Twilight here lasted far longer than it did even in England. His uncle had told him that the line between night and day in the tropics was like the cut of a knife, but the farther north one traveled, the longer twilight lingered. His uncle had been south of the equator with J
ohn Hawkins, taking slaves to the Caribbean, and had vowed he would never do that again. But he had seen the tropical sun and knew how fast daylight faded. Here, the dusk seemed to last forever. Reynard had spent many evenings trying to understand the why of that, but never having been in the tropics himself, and never having asked his uncle pointed questions about the ways of the natural world seen during those slave voyages, which had so affected his uncle and of which any mention made him morose, he had never reached any conclusions.
He shifted to make room for Manuel to stretch out his legs. Manuel’s age seemed to be creeping back. His skin was like old leather, his eyes were turning yellow again, and Reynard caught him pulling out another tooth and throwing it with a curse through the bars.
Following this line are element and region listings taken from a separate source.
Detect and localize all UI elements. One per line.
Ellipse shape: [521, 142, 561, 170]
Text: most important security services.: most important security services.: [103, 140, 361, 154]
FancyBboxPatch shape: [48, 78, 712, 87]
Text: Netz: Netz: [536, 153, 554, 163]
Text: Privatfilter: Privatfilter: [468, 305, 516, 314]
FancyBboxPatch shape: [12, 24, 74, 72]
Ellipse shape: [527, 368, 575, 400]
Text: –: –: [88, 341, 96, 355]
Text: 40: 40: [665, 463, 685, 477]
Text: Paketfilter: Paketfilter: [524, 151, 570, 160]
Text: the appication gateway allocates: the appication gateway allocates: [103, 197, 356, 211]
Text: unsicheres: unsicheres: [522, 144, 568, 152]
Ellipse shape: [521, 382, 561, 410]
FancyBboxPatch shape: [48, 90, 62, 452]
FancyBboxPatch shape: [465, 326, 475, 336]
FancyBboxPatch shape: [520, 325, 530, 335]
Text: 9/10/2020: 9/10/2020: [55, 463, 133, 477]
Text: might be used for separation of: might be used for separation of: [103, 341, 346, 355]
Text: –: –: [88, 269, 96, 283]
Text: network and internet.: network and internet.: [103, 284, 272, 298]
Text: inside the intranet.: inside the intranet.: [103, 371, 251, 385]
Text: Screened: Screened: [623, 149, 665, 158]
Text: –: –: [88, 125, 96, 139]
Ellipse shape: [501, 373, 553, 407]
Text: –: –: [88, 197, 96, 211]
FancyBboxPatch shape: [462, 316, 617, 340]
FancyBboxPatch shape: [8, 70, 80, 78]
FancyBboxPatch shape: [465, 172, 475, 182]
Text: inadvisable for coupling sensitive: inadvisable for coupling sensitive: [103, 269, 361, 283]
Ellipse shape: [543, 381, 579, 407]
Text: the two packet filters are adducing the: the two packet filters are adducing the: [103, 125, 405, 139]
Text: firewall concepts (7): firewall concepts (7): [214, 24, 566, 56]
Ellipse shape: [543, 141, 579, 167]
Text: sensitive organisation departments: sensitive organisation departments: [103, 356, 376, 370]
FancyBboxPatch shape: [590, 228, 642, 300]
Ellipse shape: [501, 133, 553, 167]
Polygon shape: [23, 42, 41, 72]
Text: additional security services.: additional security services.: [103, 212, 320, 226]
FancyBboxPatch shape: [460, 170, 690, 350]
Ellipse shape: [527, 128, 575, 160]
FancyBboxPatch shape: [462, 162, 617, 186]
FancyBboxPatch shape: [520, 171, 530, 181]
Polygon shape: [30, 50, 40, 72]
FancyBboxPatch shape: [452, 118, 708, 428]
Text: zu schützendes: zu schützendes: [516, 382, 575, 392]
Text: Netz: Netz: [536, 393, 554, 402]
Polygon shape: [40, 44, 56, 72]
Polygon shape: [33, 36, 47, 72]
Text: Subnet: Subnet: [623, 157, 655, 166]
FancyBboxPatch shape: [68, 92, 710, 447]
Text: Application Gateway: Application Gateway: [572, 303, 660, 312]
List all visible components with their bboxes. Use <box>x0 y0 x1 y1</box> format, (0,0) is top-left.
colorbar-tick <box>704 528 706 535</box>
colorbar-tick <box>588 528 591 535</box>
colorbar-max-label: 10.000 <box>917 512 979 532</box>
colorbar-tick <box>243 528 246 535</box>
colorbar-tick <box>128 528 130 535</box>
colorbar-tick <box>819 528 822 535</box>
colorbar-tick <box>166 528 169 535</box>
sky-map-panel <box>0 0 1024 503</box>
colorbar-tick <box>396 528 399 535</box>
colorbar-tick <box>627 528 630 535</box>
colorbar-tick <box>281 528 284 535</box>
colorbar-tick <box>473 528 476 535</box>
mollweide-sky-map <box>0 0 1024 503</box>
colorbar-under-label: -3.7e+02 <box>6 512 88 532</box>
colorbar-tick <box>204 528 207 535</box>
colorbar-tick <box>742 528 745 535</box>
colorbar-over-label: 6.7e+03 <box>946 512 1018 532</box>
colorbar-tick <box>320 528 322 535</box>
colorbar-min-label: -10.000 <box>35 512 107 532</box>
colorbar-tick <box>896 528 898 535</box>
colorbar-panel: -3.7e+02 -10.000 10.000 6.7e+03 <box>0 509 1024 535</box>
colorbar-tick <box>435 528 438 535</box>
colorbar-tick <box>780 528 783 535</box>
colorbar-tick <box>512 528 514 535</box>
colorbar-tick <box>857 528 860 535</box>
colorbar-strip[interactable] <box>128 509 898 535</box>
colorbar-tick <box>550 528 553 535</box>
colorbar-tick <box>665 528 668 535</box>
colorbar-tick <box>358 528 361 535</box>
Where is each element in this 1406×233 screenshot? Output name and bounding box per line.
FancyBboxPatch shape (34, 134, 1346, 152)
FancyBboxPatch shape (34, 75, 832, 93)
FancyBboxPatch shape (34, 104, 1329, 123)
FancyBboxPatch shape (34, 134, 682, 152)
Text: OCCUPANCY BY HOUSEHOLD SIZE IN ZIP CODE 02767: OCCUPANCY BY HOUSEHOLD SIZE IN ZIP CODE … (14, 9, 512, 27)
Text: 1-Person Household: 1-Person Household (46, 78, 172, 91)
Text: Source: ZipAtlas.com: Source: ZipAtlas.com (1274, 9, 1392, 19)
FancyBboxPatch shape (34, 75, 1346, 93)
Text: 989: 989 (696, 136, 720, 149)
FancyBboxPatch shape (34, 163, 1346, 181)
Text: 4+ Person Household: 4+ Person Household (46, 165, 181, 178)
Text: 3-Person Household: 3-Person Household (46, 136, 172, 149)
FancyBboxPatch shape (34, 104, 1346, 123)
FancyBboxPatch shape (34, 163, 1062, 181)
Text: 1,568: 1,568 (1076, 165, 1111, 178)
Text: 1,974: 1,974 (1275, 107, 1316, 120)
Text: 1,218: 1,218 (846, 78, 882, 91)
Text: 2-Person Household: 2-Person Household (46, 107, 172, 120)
“Night cannot fall soon enough,” the old man said.
The two lines of Cardoza’s soldiers vanished into the forest like snakes crawling under a bush. For a few minutes more, those left on the beach heard chopping, swearing—calls and commands—but soon all that faded.
Meanwhile, the tide nearly full, sailors pushed and pried with logs and branches to dislodge the galleon and shove it off the beach. It remained stuck fast. Digging quickly and inserting the trunks of several trees, ten men hung from the trees first on one side, then the other, and began to rock the great ship while the tide was swifting in. Others at the bow shoved, calling in unison, as the ship’s boats rowed out through the surf, hauling thick ropes from the stern. It took over an hour, well into the long, smoky twilight, but a last grumble of the hull was followed by sailors shouting with joy, waving their lanterns to get the boats to pick up those left in the shallows.
The black outline of the galleon was soon dozens of yards from the beach. The sailors and el maestro were strongly motivated by what they had suffered the night before . . . But could there be any kind of escape?